Australian Financial Review

April 25, 2024

Meta’s plans to spend billions on AI unsettle investors


Joshua Peach

Meta’s plans to spend billions of dollars on artificial intelligence has been met with investor scepticism despite higher earnings at the Facebook and Instagram operator.

Meta chief executive Mark Zuckerberg used a first quarter financial update to flag a $US3 billion ($4.6 billion) increase in spending on AI, adding the company was well-placed to become “the leading AI company in the world”.

“But building the leading AI will also be a larger undertaking than the other experiences we’ve added to our apps, and this is likely going to take several years,” he said on a call.

“It’s worth calling that out, that we’ve historically seen a lot of volatility in our stock during this phase of our product playbook, where we’re investing in scaling a new product but aren’t yet monetising it.”

As a result of the renewed push, the social media giant said capital expenditure this year could reach as high as $US40 billion – up from a forecast of up to $US37 billion.

“While we are not providing guidance for years beyond 2024, we expect capital expenditures will continue to increase next year as we invest aggressively to support our ambitious AI research and product development efforts,” Meta’s chief financial officer, Susan Li, said.

The news sent shares down as much as 16 per cent and setting the company up for a $US200 billion drop in value when trading reopens on Thursday.

The increased spending overshadowed an otherwise strong first quarter report. Earnings per share in the three months to the end of March came in at $US4.71, above the $US4.36 expected by the market. First quarter revenue hit $US36.46 billion.

Record rally under threat

Ahead of the result, shares had been on a tear, jumping more than 14 per cent in a single day in February after Meta stunned the market by announcing its first dividend and 25 per cent revenue growth.
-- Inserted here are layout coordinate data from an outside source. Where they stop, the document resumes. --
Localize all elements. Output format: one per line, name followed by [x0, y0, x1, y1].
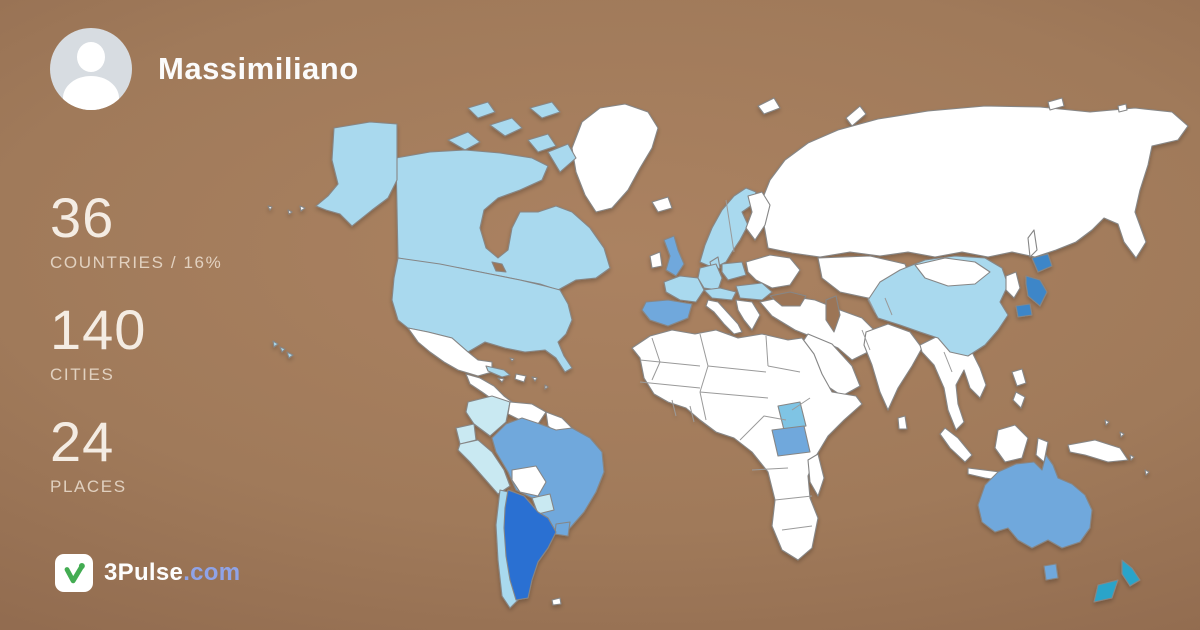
countries-label: COUNTRIES / 16% — [50, 253, 223, 272]
cities-label: CITIES — [50, 365, 115, 384]
site-tld: .com — [183, 559, 241, 586]
countries-value: 36 — [50, 186, 115, 249]
country-borders — [639, 199, 953, 531]
places-value: 24 — [50, 410, 115, 473]
travel-stats: 36 COUNTRIES / 16% 140 CITIES 24 PLACES — [50, 190, 222, 526]
stat-cities: 140 CITIES — [50, 302, 222, 385]
site-name: 3Pulse — [104, 559, 184, 586]
check-icon — [64, 563, 85, 584]
profile-header: Massimiliano — [50, 28, 359, 110]
logo-badge — [55, 554, 93, 592]
places-label: PLACES — [50, 477, 127, 496]
stat-places: 24 PLACES — [50, 414, 222, 497]
map-landmasses — [267, 97, 1189, 609]
person-icon — [77, 42, 105, 72]
user-name: Massimiliano — [158, 51, 359, 86]
avatar — [50, 28, 132, 110]
logo-text: 3Pulse.com — [104, 559, 240, 587]
cities-value: 140 — [50, 298, 147, 361]
stat-countries: 36 COUNTRIES / 16% — [50, 190, 222, 273]
site-logo[interactable]: 3Pulse.com — [55, 554, 240, 592]
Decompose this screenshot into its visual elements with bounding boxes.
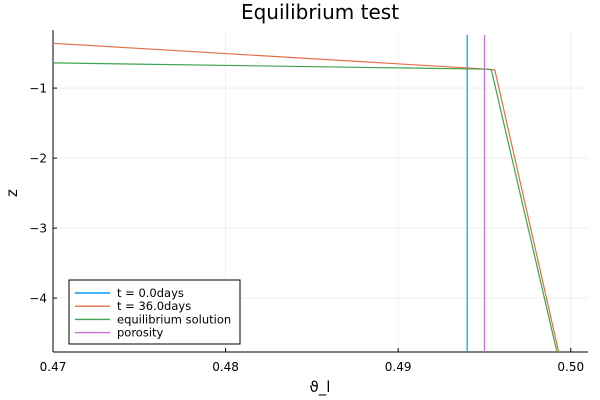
x-tick-label: 0.49 xyxy=(385,360,412,374)
y-tick-label: −3 xyxy=(29,222,47,236)
grid xyxy=(52,30,588,352)
legend-box xyxy=(68,279,241,345)
legend-label: t = 0.0days xyxy=(117,286,184,300)
series-lines xyxy=(53,34,560,352)
legend-label: equilibrium solution xyxy=(117,312,231,326)
x-tick-label: 0.48 xyxy=(212,360,239,374)
y-axis-label: z xyxy=(3,189,21,197)
y-tick-label: −4 xyxy=(29,292,47,306)
chart-title: Equilibrium test xyxy=(241,0,399,24)
x-tick-label: 0.47 xyxy=(40,360,67,374)
x-axis-label: ϑ_l xyxy=(310,378,331,397)
y-tick-label: −2 xyxy=(29,152,47,166)
series-line xyxy=(53,62,558,352)
legend-label: porosity xyxy=(117,326,164,340)
y-ticks: −1 −2 −3 −4 xyxy=(29,82,57,306)
y-tick-label: −1 xyxy=(29,82,47,96)
x-tick-label: 0.50 xyxy=(557,360,584,374)
legend-label: t = 36.0days xyxy=(117,299,191,313)
x-ticks: 0.47 0.48 0.49 0.50 xyxy=(40,348,584,374)
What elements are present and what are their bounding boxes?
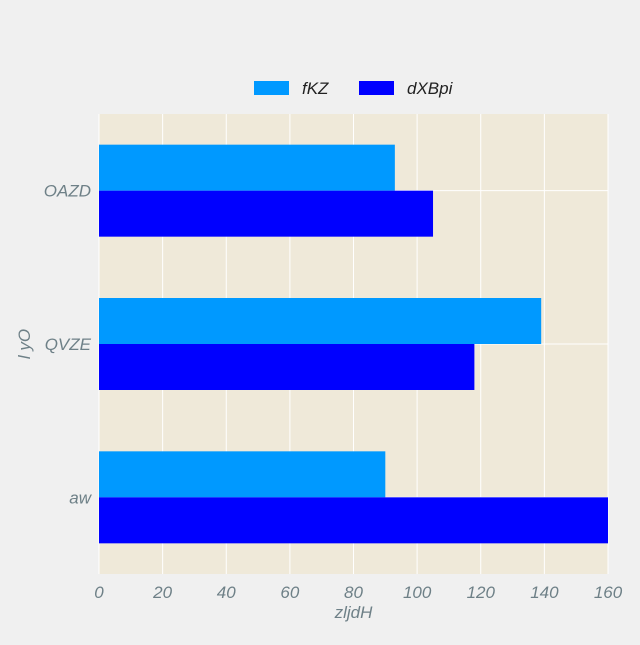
legend-swatch-dXBpi (359, 81, 394, 95)
x-tick-label: 0 (94, 583, 104, 602)
bar-dXBpi-aw (99, 497, 608, 544)
x-tick-label: 120 (467, 583, 496, 602)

Shares were up about 40 per cent this year, propelled – in part – by sweeping cost-cutting efforts that have led to the loss of thousands of staff. Since then, Meta has doubled down on AI investments, using chips from Nvidia to improve its recommendation engine and bring more users into Instagram’s TikTok competitor Reels.

The company is also developing the next iteration of its Chat-GPT competitor Llama, which was unveiled to some users earlier this month.

Despite the already strong year-to-date return, brokers remained bullish ahead of the result. More than 85 per cent of analysts covering the stock retain a ‘buy’ rating, with those such as Morgan Stanley’s Brian Nowak telling clients the increased cost efficiencies and new artificial intelligence investments could take the stock as high as $US550 in the near term. Shares ended Wednesday’s session at $US493.

The stock has also continued to find support among Australian fund managers. Hyperion Asset Management, Montaka Global, Magellan and Loftus Peak are among the local managers backing the stock.

Munro Partners, which bought back into the stock last year, noted the company’s earnings report in February was “perhaps the best example of AI at work we saw in the results season”. “Those with teenage children or users of social platforms will have witnessed this transformation firsthand as time spent on Instagram continues to increase,” they told investors this month.

Mr Zuckerberg said Reels had continued to drive growth in the most recent quarter and now accounted for half of the time users spent on Instagram.

Daniel Wu, Senior Analyst at Milford said he would be closely monitoring the return on investment from Meta’s AI spending, but retained a positive outlook on the stock going forward.

“Most people forget or aren’t aware that Meta has been investing in AI for years. PyTorch, the deep learning framework used by over 80 per cent of the AI industry, was created and open sourced by Meta in 2016,” he said.

“We believe Mark Zuckerberg is the best founder-CEO alive today ... for all its travails, Meta’s moats are now deeper and wider than ever before.”

The results arrive as Australia’s media companies continue to reel from news that Meta would not sign new media-sharing deals, leaving large gaps in the balance sheets of the 13 companies with which it had agreements.

The deal with Meta and Google-parent Alphabet was valued at about $250 million.